How can one the cardinality of function space $C(X, Y)$ equipped with uniform topology, where $X$ is a Tychonoff space and $(Y, d)$ a metric space.
I mean how does the cardinality of $X$ and $(Y, d)$ help in finding the cardinality of function space $C_u(X, Y)$.
$|C(X,Y)|$ will depend on the combination of the topologies on $X$ and $Y$ and $|X|$ and $|Y|$ as well.
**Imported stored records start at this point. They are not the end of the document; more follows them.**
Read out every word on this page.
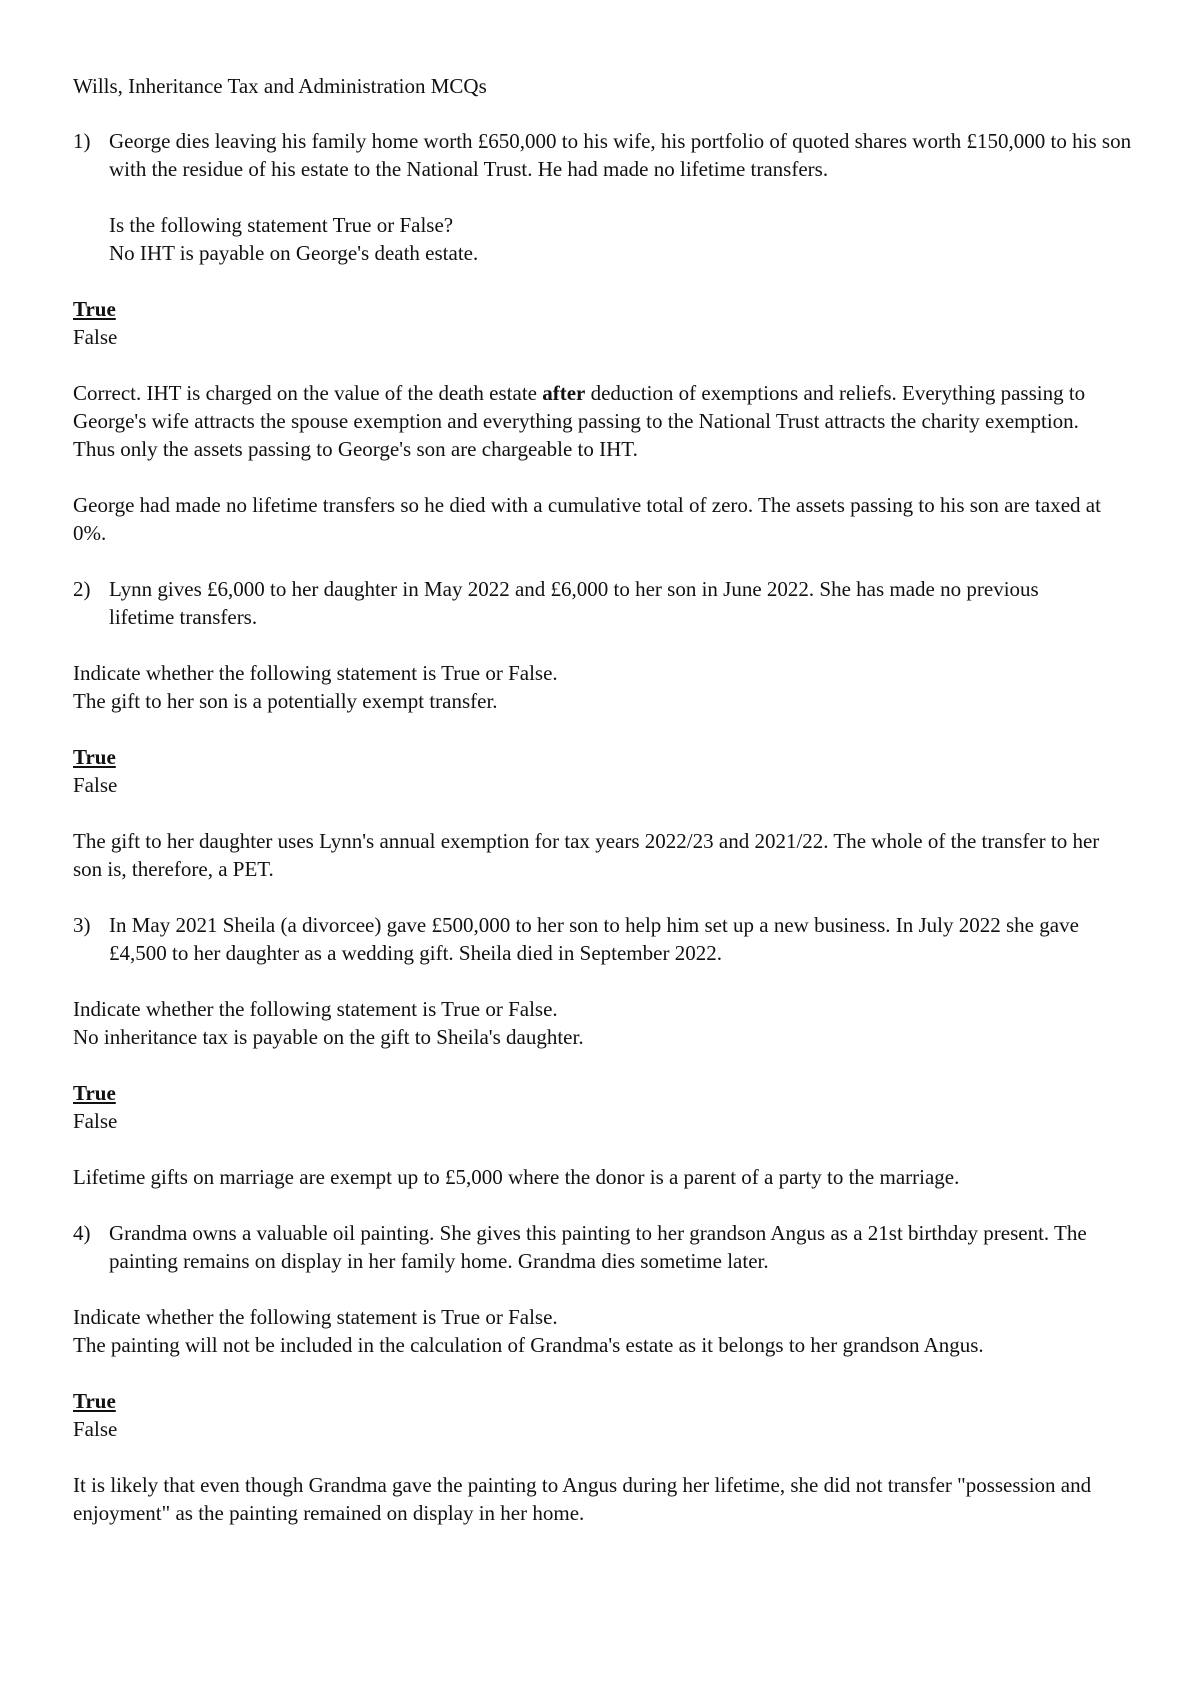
Wills, Inheritance Tax and Administration MCQs

1) George dies leaving his family home worth £650,000 to his wife, his portfolio of quoted shares worth £150,000 to his son with the residue of his estate to the National Trust. He had made no lifetime transfers.

Is the following statement True or False?

No IHT is payable on George's death estate.

True

False

Correct. IHT is charged on the value of the death estate after deduction of exemptions and reliefs. Everything passing to George's wife attracts the spouse exemption and everything passing to the National Trust attracts the charity exemption. Thus only the assets passing to George's son are chargeable to IHT.

George had made no lifetime transfers so he died with a cumulative total of zero. The assets passing to his son are taxed at 0%.

2) Lynn gives £6,000 to her daughter in May 2022 and £6,000 to her son in June 2022. She has made no previous lifetime transfers.

Indicate whether the following statement is True or False.

The gift to her son is a potentially exempt transfer.

True

False

The gift to her daughter uses Lynn's annual exemption for tax years 2022/23 and 2021/22. The whole of the transfer to her son is, therefore, a PET.

3) In May 2021 Sheila (a divorcee) gave £500,000 to her son to help him set up a new business. In July 2022 she gave £4,500 to her daughter as a wedding gift. Sheila died in September 2022.

Indicate whether the following statement is True or False.

No inheritance tax is payable on the gift to Sheila's daughter.

True

False

Lifetime gifts on marriage are exempt up to £5,000 where the donor is a parent of a party to the marriage.

4) Grandma owns a valuable oil painting. She gives this painting to her grandson Angus as a 21st birthday present. The painting remains on display in her family home. Grandma dies sometime later.

Indicate whether the following statement is True or False.

The painting will not be included in the calculation of Grandma's estate as it belongs to her grandson Angus.

True

False

It is likely that even though Grandma gave the painting to Angus during her lifetime, she did not transfer "possession and enjoyment" as the painting remained on display in her home.
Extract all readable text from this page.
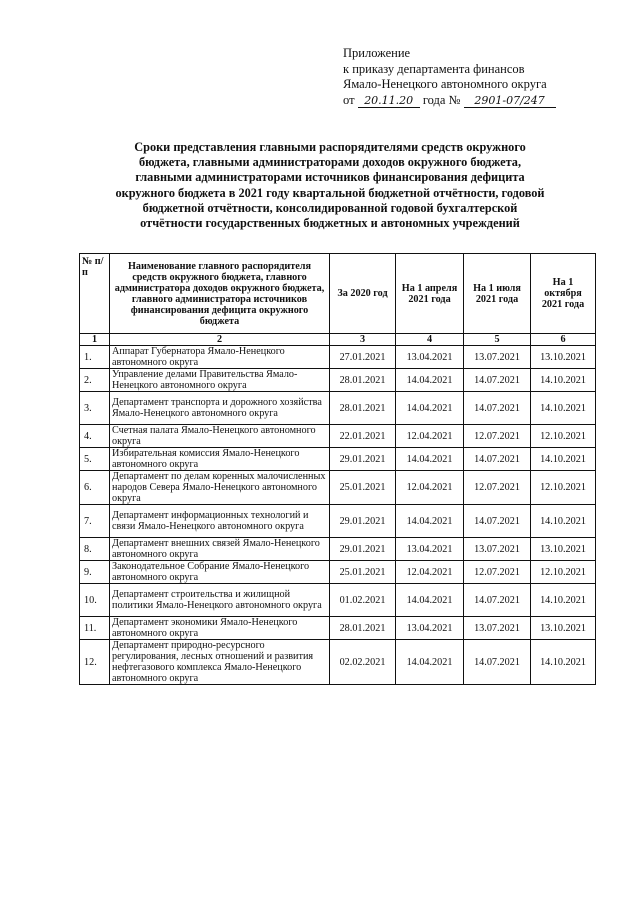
Приложение
к приказу департамента финансов
Ямало-Ненецкого автономного округа
от 20.11.20 года № 2901-07/247
Сроки представления главными распорядителями средств окружного
бюджета, главными администраторами доходов окружного бюджета,
главными администраторами источников финансирования дефицита
окружного бюджета в 2021 году квартальной бюджетной отчётности, годовой
бюджетной отчётности, консолидированной годовой бухгалтерской
отчётности государственных бюджетных и автономных учреждений
№ п/п	Наименование главного распорядителя средств окружного бюджета, главного администратора доходов окружного бюджета, главного администратора источников финансирования дефицита окружного бюджета	За 2020 год	На 1 апреля 2021 года	На 1 июля 2021 года	На 1 октября 2021 года
1	2	3	4	5	6
1.	Аппарат Губернатора Ямало-Ненецкого автономного округа	27.01.2021	13.04.2021	13.07.2021	13.10.2021
2.	Управление делами Правительства Ямало-Ненецкого автономного округа	28.01.2021	14.04.2021	14.07.2021	14.10.2021
3.	Департамент транспорта и дорожного хозяйства Ямало-Ненецкого автономного округа	28.01.2021	14.04.2021	14.07.2021	14.10.2021
4.	Счетная палата Ямало-Ненецкого автономного округа	22.01.2021	12.04.2021	12.07.2021	12.10.2021
5.	Избирательная комиссия Ямало-Ненецкого автономного округа	29.01.2021	14.04.2021	14.07.2021	14.10.2021
6.	Департамент по делам коренных малочисленных народов Севера Ямало-Ненецкого автономного округа	25.01.2021	12.04.2021	12.07.2021	12.10.2021
7.	Департамент информационных технологий и связи Ямало-Ненецкого автономного округа	29.01.2021	14.04.2021	14.07.2021	14.10.2021
8.	Департамент внешних связей Ямало-Ненецкого автономного округа	29.01.2021	13.04.2021	13.07.2021	13.10.2021
9.	Законодательное Собрание Ямало-Ненецкого автономного округа	25.01.2021	12.04.2021	12.07.2021	12.10.2021
10.	Департамент строительства и жилищной политики Ямало-Ненецкого автономного округа	01.02.2021	14.04.2021	14.07.2021	14.10.2021
11.	Департамент экономики Ямало-Ненецкого автономного округа	28.01.2021	13.04.2021	13.07.2021	13.10.2021
12.	Департамент природно-ресурсного регулирования, лесных отношений и развития нефтегазового комплекса Ямало-Ненецкого автономного округа	02.02.2021	14.04.2021	14.07.2021	14.10.2021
Some examples: if $X$ is $\Bbb R$ in the usual topology and $Y = \Bbb Q$, in the usual metric, then $|C(X,Y)| = \aleph_0$, because only the constant functions from $X$ to $Y$ are continuous. We also have the trivial bound $|C(X,Y)| \ge |Y|$ because we always have those constant functions in the set of continuous functions.
If $X=\Bbb R$ in the discrete topology (indeed Tychonoff) and $Y$ is any metric space, then all $f: X \to Y$ are continuous, so $|C(X,Y)| = |Y|^{|X|}$ so when $Y=\Bbb Q$ this equals $\aleph_0^\mathfrak{c} = 2^\mathfrak{c}$, e.g.
So the size can differ quite dramatically, and has to be considered on a case by case basis.